Pane per i loro denti. Ma non per chiunque: “In venticinque anni di esperienza me ne sono capitate di tutti i colori. Il record però è due ore…in che senso!? Nel senso che un ragazzo al suo primo giorno è arrivato in cantiere alle 8 di mattina e alle 10 mi è toccato riportarlo a casa perché non ce la faceva più. ‘Siete matti, fate un lavoro di merda’. Magari aveva anche ragione, di certo però non aveva il fisico. E allora arrivederci e grazie”. Non stupisce dunque che quella del muratore sia una ormai una figura in via d’estinzione. O comunque più unica che rara (specie se con certi crismi). Quantomeno in costante metamorfosi ed evoluzione, perché in altre epoche si stava anche peggio: “Una volta era veramente un inferno. A Lecco arrivavo a fare quindici ore al giorno, ma me ne pagavano solo nove: le altre erano per il viaggio. Tre all’andata e tre al ritorno. Stretti e foderati in quei furgoni che viaggiano in autostrada a 150 all’ora. Arrivavi a casa alle nove di sera, a patto di non trovare la nebbia, che d’inverno in queste zone è una costante, e alle quattro di mattina risuonava la sveglia. Melegnano, San Zenone, hinterland milanese: un incubo…ma il peggiore fu un cantiere in via Macello (nomen omen), a Cremona. Lì era davvero un macello: 55 appartamenti, condizioni al limite della sopportazione. Fortunatamente oggi molte cose sono cambiate: la salute e la sicurezza sono diventare prioritarie. I sacchi di cemento si sono alleggeriti, con le gru si fa meno fatica, niente alcol in cantiere (a Milano giravano le bottiglie di Fernet Branca) e ai piedi indossiamo tutti le scarpe infortunistiche, come da protocollo. E guai a chi sgarra”. Certi elementi pittoreschi possono comunque completare il look con un tocco vagamente esotico: proprio come nel caso di mister Osio, che ai lobi sfoggia orecchini alla Jack Sparrow e in testa una sorta di copricapo gipsy stile Barabba di “Ricky e Barabba”, tanto per rimanere in tema di assonanze cinematografiche.
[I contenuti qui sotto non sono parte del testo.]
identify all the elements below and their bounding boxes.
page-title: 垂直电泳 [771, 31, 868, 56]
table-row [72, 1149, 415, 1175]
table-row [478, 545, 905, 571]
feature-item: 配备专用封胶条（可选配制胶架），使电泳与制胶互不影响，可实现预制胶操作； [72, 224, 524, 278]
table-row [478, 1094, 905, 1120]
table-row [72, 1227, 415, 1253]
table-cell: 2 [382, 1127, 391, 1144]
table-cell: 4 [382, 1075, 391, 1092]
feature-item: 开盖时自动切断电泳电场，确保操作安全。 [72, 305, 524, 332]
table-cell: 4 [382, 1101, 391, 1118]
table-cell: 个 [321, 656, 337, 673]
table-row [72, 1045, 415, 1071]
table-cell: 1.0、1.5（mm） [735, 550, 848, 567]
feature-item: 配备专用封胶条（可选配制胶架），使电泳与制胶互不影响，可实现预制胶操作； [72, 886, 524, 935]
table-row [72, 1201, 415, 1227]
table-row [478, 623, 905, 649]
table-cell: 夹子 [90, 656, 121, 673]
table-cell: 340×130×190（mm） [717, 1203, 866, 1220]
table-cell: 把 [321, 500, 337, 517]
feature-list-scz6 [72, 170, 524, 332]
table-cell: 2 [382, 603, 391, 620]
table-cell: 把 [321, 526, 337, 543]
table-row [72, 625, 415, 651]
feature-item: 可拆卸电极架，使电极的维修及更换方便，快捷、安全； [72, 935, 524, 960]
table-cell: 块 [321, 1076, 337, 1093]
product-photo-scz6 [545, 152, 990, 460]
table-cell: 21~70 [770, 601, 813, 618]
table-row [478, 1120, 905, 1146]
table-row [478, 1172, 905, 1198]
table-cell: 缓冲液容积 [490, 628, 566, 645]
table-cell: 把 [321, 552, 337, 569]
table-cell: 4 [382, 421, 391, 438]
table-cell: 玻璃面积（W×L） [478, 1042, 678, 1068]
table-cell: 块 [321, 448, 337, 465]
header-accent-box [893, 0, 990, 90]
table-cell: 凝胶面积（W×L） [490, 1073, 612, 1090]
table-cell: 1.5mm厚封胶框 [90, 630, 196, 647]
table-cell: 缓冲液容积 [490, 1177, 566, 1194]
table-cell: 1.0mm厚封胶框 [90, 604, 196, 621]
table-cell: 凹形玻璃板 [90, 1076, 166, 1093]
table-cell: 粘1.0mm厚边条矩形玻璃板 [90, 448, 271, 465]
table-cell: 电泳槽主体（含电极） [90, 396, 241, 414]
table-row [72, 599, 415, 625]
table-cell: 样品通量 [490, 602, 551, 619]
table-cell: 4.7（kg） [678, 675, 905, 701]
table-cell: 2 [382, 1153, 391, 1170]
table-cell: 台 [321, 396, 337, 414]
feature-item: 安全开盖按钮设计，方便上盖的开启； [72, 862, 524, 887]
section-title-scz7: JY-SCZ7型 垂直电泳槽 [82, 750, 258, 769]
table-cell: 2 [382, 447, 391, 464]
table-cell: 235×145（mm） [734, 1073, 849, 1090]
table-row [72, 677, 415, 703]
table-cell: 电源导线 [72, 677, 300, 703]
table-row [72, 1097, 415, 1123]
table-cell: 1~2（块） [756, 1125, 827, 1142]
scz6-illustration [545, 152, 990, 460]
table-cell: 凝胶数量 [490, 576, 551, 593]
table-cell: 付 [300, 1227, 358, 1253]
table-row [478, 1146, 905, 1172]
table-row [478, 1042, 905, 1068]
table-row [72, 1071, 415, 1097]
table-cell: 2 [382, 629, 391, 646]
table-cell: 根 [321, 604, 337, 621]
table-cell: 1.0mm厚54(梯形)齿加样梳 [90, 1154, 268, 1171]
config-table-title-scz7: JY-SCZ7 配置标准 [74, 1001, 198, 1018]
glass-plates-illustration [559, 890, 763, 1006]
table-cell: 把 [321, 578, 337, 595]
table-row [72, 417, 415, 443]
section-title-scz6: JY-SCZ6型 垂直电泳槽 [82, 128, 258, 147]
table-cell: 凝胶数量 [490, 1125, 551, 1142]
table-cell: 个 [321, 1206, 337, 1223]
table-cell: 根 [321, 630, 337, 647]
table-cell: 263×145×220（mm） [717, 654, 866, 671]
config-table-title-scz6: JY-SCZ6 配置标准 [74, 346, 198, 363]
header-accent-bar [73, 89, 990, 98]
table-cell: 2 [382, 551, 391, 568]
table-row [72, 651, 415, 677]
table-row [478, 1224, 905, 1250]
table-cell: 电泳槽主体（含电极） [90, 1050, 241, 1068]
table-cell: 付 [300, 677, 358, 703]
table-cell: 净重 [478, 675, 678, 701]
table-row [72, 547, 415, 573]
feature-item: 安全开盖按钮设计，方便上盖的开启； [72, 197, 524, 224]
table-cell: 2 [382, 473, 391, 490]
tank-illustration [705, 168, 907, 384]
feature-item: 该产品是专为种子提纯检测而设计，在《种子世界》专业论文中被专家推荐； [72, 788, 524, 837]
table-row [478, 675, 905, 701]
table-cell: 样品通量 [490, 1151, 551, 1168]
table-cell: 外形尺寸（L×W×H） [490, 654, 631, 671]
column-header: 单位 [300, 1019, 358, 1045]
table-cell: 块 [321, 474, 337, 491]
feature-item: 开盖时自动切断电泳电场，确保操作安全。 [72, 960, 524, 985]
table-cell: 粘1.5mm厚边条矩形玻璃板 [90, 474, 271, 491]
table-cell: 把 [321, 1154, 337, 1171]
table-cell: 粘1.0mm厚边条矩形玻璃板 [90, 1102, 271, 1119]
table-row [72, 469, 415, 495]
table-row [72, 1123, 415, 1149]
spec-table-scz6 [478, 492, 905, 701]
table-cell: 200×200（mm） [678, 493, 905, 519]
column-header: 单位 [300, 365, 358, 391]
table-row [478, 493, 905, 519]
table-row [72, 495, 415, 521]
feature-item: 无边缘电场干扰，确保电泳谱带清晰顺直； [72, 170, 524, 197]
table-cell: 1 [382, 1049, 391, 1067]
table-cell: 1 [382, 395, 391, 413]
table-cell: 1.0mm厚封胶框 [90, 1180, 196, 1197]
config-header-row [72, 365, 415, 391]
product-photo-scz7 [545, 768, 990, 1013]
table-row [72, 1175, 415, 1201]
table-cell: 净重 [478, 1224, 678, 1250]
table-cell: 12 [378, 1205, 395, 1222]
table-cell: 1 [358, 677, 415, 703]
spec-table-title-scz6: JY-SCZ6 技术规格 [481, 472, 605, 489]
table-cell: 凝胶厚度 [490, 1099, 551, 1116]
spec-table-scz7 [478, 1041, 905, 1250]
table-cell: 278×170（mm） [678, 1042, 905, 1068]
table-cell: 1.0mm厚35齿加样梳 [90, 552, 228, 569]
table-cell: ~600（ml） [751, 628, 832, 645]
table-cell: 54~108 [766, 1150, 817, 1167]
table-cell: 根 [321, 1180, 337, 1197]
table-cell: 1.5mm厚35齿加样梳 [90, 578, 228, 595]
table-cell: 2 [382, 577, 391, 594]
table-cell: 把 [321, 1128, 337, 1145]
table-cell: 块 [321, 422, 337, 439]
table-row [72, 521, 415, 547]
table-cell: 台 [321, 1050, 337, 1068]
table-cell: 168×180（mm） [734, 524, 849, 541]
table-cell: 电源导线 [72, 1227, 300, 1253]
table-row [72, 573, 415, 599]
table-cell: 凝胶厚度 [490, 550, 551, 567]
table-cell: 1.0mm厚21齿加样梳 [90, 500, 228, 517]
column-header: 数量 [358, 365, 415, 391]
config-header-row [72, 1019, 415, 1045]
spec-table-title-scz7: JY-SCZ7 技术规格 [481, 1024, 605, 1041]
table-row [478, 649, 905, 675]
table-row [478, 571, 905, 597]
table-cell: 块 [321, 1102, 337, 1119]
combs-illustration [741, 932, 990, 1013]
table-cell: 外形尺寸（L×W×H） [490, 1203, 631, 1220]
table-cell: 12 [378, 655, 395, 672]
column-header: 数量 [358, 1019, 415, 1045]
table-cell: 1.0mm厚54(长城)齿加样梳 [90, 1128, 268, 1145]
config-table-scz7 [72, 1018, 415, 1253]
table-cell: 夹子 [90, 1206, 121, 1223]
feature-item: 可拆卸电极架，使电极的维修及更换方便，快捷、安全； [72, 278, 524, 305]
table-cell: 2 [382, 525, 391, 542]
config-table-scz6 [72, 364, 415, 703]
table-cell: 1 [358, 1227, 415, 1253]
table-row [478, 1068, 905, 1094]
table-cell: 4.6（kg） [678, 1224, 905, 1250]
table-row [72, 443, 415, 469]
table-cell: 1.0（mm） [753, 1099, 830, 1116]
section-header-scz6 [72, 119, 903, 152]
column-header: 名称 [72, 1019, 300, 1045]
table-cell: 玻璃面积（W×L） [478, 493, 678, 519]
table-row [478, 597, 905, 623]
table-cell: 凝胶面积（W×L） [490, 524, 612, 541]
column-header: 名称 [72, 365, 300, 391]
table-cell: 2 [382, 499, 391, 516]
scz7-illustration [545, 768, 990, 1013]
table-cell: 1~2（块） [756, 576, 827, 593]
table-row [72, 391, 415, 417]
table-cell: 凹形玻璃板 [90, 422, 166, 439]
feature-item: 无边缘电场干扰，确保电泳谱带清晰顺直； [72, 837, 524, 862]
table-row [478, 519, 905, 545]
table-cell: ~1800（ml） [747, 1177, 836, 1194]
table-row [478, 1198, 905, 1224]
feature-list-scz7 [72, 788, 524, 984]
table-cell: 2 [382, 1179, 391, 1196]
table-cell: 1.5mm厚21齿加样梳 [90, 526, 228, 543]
Felpa comoda, giubbino smanicato, marsupio a tracolla d’ordinanza; cazzuola, frattazzo, maleppeggio, filo a piombo, livella e l’avventura può iniziare ormai: i ferri del mestiere sono gli inseparabili e sagaci alleati nelle quotidiane battaglie sul campo. “La mia storia in realtà inizia molti anni fa, in una fabbrica di ciabatte: avevo cinquanta dipendenti, quasi tutte donne, poi arrivò un rapido declino e decisi di cambiare vita. Mi rimboccai le maniche e a denti stretti iniziai come manovale, oggi sono capo cantiere: in particolare amo lavorare sugli impianti e sulle finiture, diciamo che ho sviluppato una certa propensione alle belle arti. Giorno dopo giorno cerco di trasmetterla anche a mio figlio”. Giovanissimo, sulla ventina, nella squadra è l’unico rampante di ultima generazione a cimentarsi nella disciplina con acume, precisione e un pizzico di spregiudicatezza. Grazie anche ai preziosi consigli del padre, sempre al suo fianco a illuminare la trama di una storia che si arricchisce di ulteriori sfumature e ulteriori capitoli: “Lavoriamo insieme già da qualche anno, non sempre è facile ma le soddisfazioni non mancano. Il lavoro è anche un’occasione per condividere momenti ed esperienze. Litigare si litiga, direi una bugia se dicessi il contrario. Qualche bestemmia vola. Non solo fra noi, ma anche con gli altri compagni di squadra”. Un esempio e Ivan irrompe nel dettaglio: “Una volta a Rivarolo del Re ebbi a che fare con un collega particolarmente sbruffone, uno ‘sborlandel’, come li chiamiamo noi. Voleva che facessi un improponibile scavo nelle pietre per la corrente a metano: settanta centimetri di profondità e quaranta di larghezza. A dicembre, tutto ghiacciato. ‘Adès va aianti pìc e badìl’, mi urlò con tono umiliante e rincarando la dose con diversi insulti. Allora infilai il badile nella terra e lo attaccai al muro: ‘Sire drè a sbatiga via al cò’”.  Non meno acerrima la rivalità tra muratori bresciani – della Bassa in particolare: Roccafranca e Castelcovati le zone caldissime – e bergamaschi, al contempo accomunati da un senso di reciproca solidarietà nonché dalla stessa, totalizzante devozione alla causa. “Prima di tutto però viene il rispetto: se non hai quello non puoi lavorare in cantiere. Per il resto un po’ di sano campanilismo ci sta sempre. In fondo in fondo ci assomigliamo: siamo delle bestie uguali”.